Mereka adalah Abu Lubabah, Aus Ibnu Khazzam, dan Tas'labah. Mereka menghadap Rasul untuk bertobat dengan membawa harta bendanya dan diserahkan kepada Rasul, sambil mengikatkan diri di tiang masjid. Mereka yakin hanya Rasul yang dapat melepaskan tali ikatan mereka di tiang masjid.
Semula Rasul menolak karena belum mendapat petunjuk Allah. Baru setelah turun ayat zakat itu, Rasul membuka ikatan mereka dan menerima harta mereka. Inilah kisah zakat sebagai sarana penyucian jiwa dari segala perbuatan kemaksiatan.
Visi transformatif
Dalam tuturan Roger Geraudy, zakat merupakan bentuk keadilan internal yang terlembaga sehingga dengan rasa solidaritas yang bersumber dari keimanan itu, orang dapat menaklukan egoisme dan kerakusan diri.

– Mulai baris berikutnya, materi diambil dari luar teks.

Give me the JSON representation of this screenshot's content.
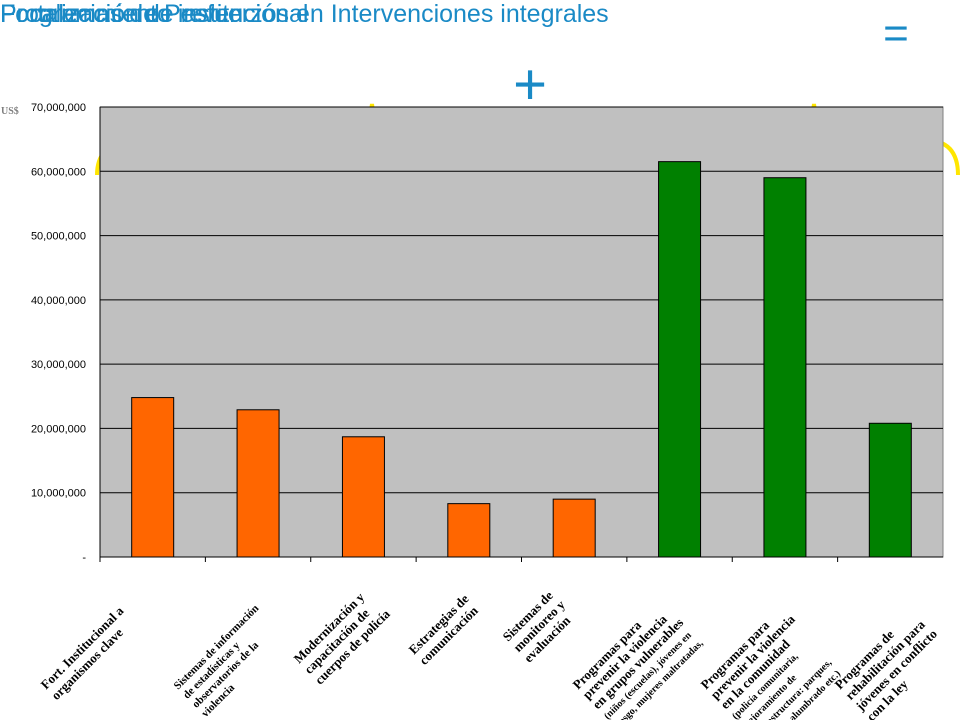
{
  "header": {
    "title": "Focalización de esfuerzos en Intervenciones integrales",
    "equals_symbol": "=",
    "plus_symbol": "+",
    "left_group": "Fortalecimiento institucional",
    "right_group": "Programas de Prevención"
  },
  "colors": {
    "title": "#1a8ac6",
    "bracket": "#ffe600",
    "plot_bg": "#c0c0c0",
    "orange": "#ff6600",
    "green": "#008000"
  },
  "chart_data": {
    "type": "bar",
    "y_unit_label": "US$",
    "ylim": [
      0,
      70000000
    ],
    "y_ticks": [
      "-",
      "10,000,000",
      "20,000,000",
      "30,000,000",
      "40,000,000",
      "50,000,000",
      "60,000,000",
      "70,000,000"
    ],
    "grid": true,
    "categories": [
      [
        "Fort. Institucional a",
        "organismos clave"
      ],
      [
        "Sistemas de información",
        "de estadísticas y",
        "observatorios de la",
        "violencia"
      ],
      [
        "Modernización y",
        "capacitación de",
        "cuerpos de policía"
      ],
      [
        "Estrategias de",
        "comunicación"
      ],
      [
        "Sistemas de",
        "monitoreo y",
        "evaluación"
      ],
      [
        "Programas para",
        "prevenir la violencia",
        "en grupos vulnerables",
        "(niños (escuelas), jóvenes en",
        "riesgo, mujeres maltratadas,",
        "etc.)"
      ],
      [
        "Programas para",
        "prevenir la violencia",
        "en la comunidad",
        "(policía comunitaria,",
        "mejoramiento de",
        "infraestructura: parques,",
        "canchas, alumbrado etc.)"
      ],
      [
        "Programas de",
        "rehabilitación  para",
        "jóvenes en conflicto",
        "con la ley"
      ]
    ],
    "values": [
      24800000,
      22900000,
      18700000,
      8300000,
      9000000,
      61500000,
      59000000,
      20800000
    ],
    "bar_groups": [
      "orange",
      "orange",
      "orange",
      "orange",
      "orange",
      "green",
      "green",
      "green"
    ]
  }
}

Ia tidak sekadar menjangkau hubungan teologis dengan Tuhan, tetapi juga merefleksikan kehidupan sosial. Parameternya adalah, orang yang memiliki kesadaran hidup transendental (dekat dengan Tuhan) seharusnya merefleksi ke dalam kesadaran horizontal, seperti peduli terhadap masyarakat sekitar.

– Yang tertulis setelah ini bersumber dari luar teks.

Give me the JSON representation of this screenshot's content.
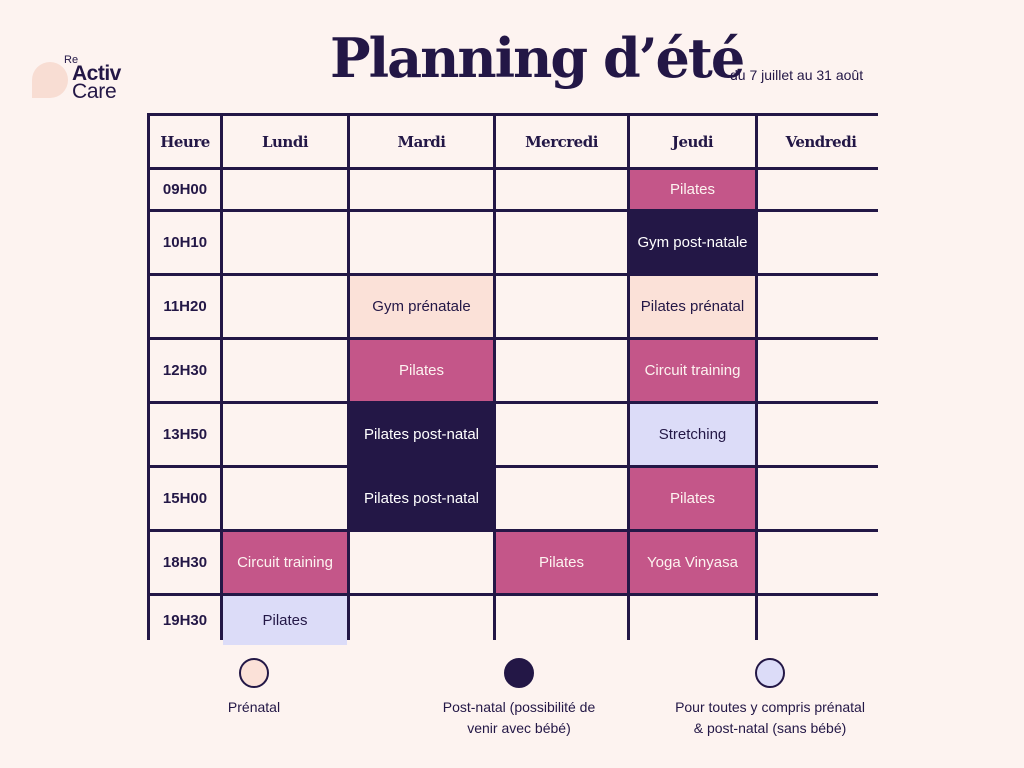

Di tengah situasi bangsa yang masih terpuruk saat ini dengan kehidupan masyarakat yang amat menyedihkan secara ekonomi, zakat menjadi dimensi ibadah yang penting. Zakat dapat diberdayakan untuk mendorong perbaikan kehidupan masyarakat.
Itu sebabnya, bukan persoalan zakat dikelola negara atau tidak, tetapi bagaimana zakat itu bisa bermakna ''transformatif'', menjangkau seluruh kehidupan masyarakat fakir-miskin, bukan menjadi perebutan para pengelola. Harus diingat, prioritas zakat diberikan kepada fakir-miskin bukan para pengelolanya (amil zakat). Inilah yang kita khawatirkan, dana zakat yang begitu besar hanya dimanfaatkan oleh mereka yang secara agama tidak berhak menerimanya.
Oleh karena itu, zakat harus bisa dijadikan sarana transformasi masyarakat menuju kehidupan yang berkeadilan dan seimbang secara ekonomi. Sebab, zakat dapat dijadikan modal untuk memperkuat civil service, yang salah satu cirinya adalah independensi. Artinya, suatu gerakan (institusi) yang tidak tergantung kepada negara/pemerintah.